I pondered all of this, offered a tree in my yard some tobacco, and walked with my beloved Great Dane in the new spring light pretty much overwhelmed to still be here, and asked the trees in my neighborhood: Please help me to hear your songs. Please help me to write them down. What do you want us two-leggeds to know?
Tall Tales is the result of those prayers.
Winter Woods:
You have six Russian grandmothers who live in a secret cabin deep in the woods. Your grandmothers have asked you to come and visit them, and you’re on your way through the snowy forest.
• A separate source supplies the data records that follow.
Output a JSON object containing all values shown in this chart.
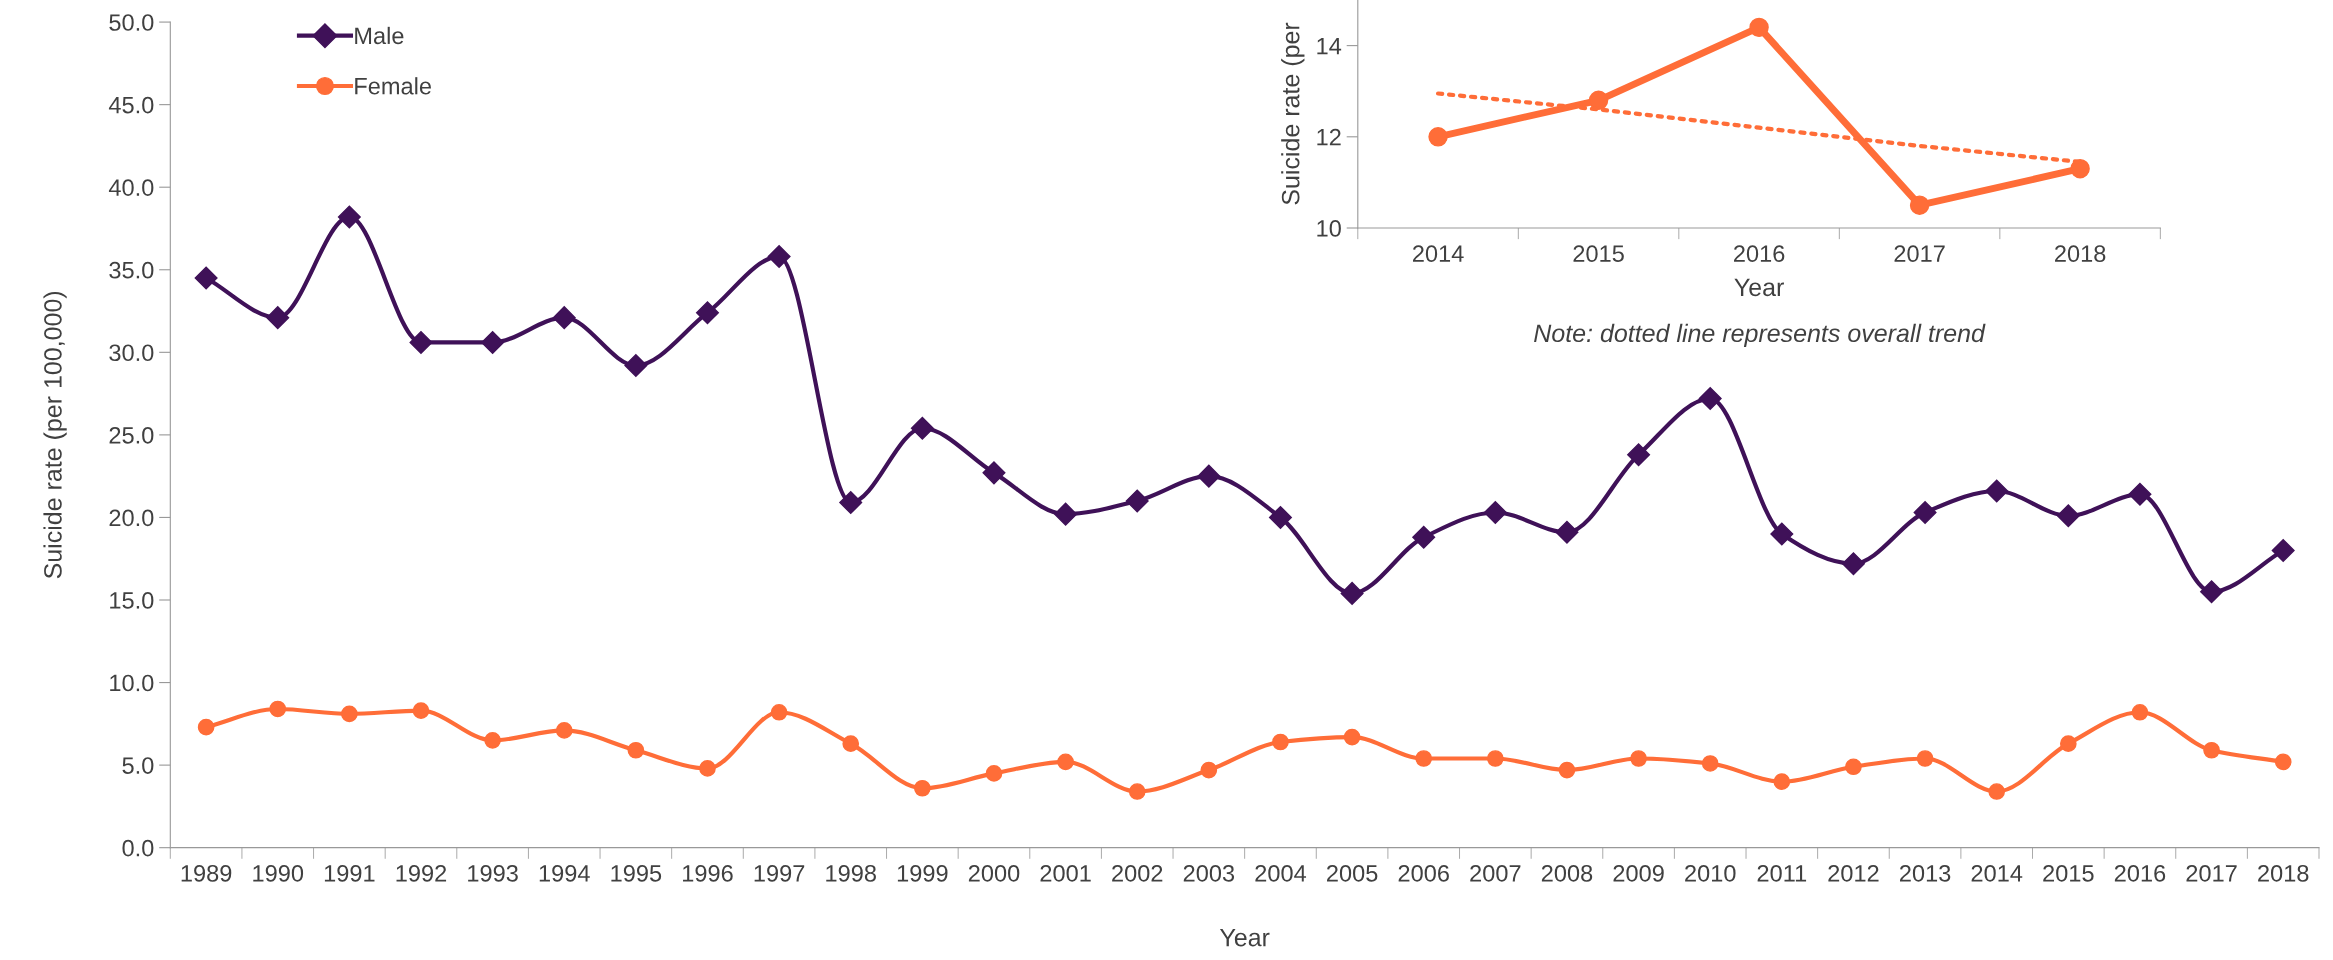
{
  "chart_data": [
    {
      "type": "line",
      "xlabel": "Year",
      "ylabel": "Suicide rate (per 100,000)",
      "categories": [
        "1989",
        "1990",
        "1991",
        "1992",
        "1993",
        "1994",
        "1995",
        "1996",
        "1997",
        "1998",
        "1999",
        "2000",
        "2001",
        "2002",
        "2003",
        "2004",
        "2005",
        "2006",
        "2007",
        "2008",
        "2009",
        "2010",
        "2011",
        "2012",
        "2013",
        "2014",
        "2015",
        "2016",
        "2017",
        "2018"
      ],
      "series": [
        {
          "name": "Male",
          "color": "#3f1158",
          "marker": "diamond",
          "values": [
            34.5,
            32.1,
            38.2,
            30.6,
            30.6,
            32.1,
            29.2,
            32.4,
            35.8,
            20.9,
            25.4,
            22.7,
            20.2,
            21.0,
            22.5,
            20.0,
            15.4,
            18.8,
            20.3,
            19.1,
            23.8,
            27.2,
            19.0,
            17.2,
            20.3,
            21.6,
            20.1,
            21.4,
            15.5,
            18.0
          ]
        },
        {
          "name": "Female",
          "color": "#ff6d38",
          "marker": "circle",
          "values": [
            7.3,
            8.4,
            8.1,
            8.3,
            6.5,
            7.1,
            5.9,
            4.8,
            8.2,
            6.3,
            3.6,
            4.5,
            5.2,
            3.4,
            4.7,
            6.4,
            6.7,
            5.4,
            5.4,
            4.7,
            5.4,
            5.1,
            4.0,
            4.9,
            5.4,
            3.4,
            6.3,
            8.2,
            5.9,
            5.2
          ]
        }
      ],
      "ylim": [
        0,
        50
      ],
      "yticks": [
        {
          "value": 0,
          "label": "0.0"
        },
        {
          "value": 5,
          "label": "5.0"
        },
        {
          "value": 10,
          "label": "10.0"
        },
        {
          "value": 15,
          "label": "15.0"
        },
        {
          "value": 20,
          "label": "20.0"
        },
        {
          "value": 25,
          "label": "25.0"
        },
        {
          "value": 30,
          "label": "30.0"
        },
        {
          "value": 35,
          "label": "35.0"
        },
        {
          "value": 40,
          "label": "40.0"
        },
        {
          "value": 45,
          "label": "45.0"
        },
        {
          "value": 50,
          "label": "50.0"
        }
      ],
      "grid": false,
      "legend": "top left",
      "line_style": "solid"
    },
    {
      "type": "line",
      "xlabel": "Year",
      "ylabel": "Suicide rate (per",
      "categories": [
        "2014",
        "2015",
        "2016",
        "2017",
        "2018"
      ],
      "series": [
        {
          "color": "#ff6d38",
          "marker": "circle",
          "values": [
            12.0,
            12.8,
            14.4,
            10.5,
            11.3
          ]
        },
        {
          "color": "#ff6d38",
          "marker": "none",
          "line_style": "dotted",
          "values": [
            12.95,
            12.6,
            12.2,
            11.8,
            11.45
          ]
        }
      ],
      "ylim": [
        10,
        15
      ],
      "yticks": [
        10,
        12,
        14
      ],
      "annotations": [
        "Note: dotted line represents overall trend"
      ],
      "grid": false,
      "legend": false,
      "line_style": "solid"
    }
  ]
}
You know that when you get there, they will wrap you in soft warm blankets, feed you wonderful spiced cakes and many cups of tea, and sing you into the Dreaming after telling you many magical stories.
Spring Azaleas:
The Azaleas sing with their blossoms: “Wake up! Color! Life! Joy!” They are some of the early bloomers in spring, especially in NC. There is a deep pink one by my front door, and I look forward to its blossoming every year.
Summer Hemlocks:
There are places in the Smoky Mountains where the mountains were thankfully too steep and the coves too blessedly remote to log out completely. In late winter of 2001 I hiked 600 miles of the Appalachian Trail, and watching spring happen all around me was incredible. It was a great gift during that trek to sit with a stand of virgin growth hemlocks. There are a few hemlock friends growing at Wildacres, where we have Glickman-Popkin Bassoon Camp, and I love them so much. The mists drift, our human hearts pulse, and the trees sing with us as we play our bassoons.
Autumn Red Maple Bards:
Fall is possibly my favorite time of year, even though there are gifts to every season. The trees put on such a colorful show, all those changing leaves positively shouting and dancing in the breeze as they fall, unafraid of death. Autumn helps us to look back at the year we’ve had as our hearts turn toward the coming Winter cold and its gifts of storytelling, dreaming, and hibernation.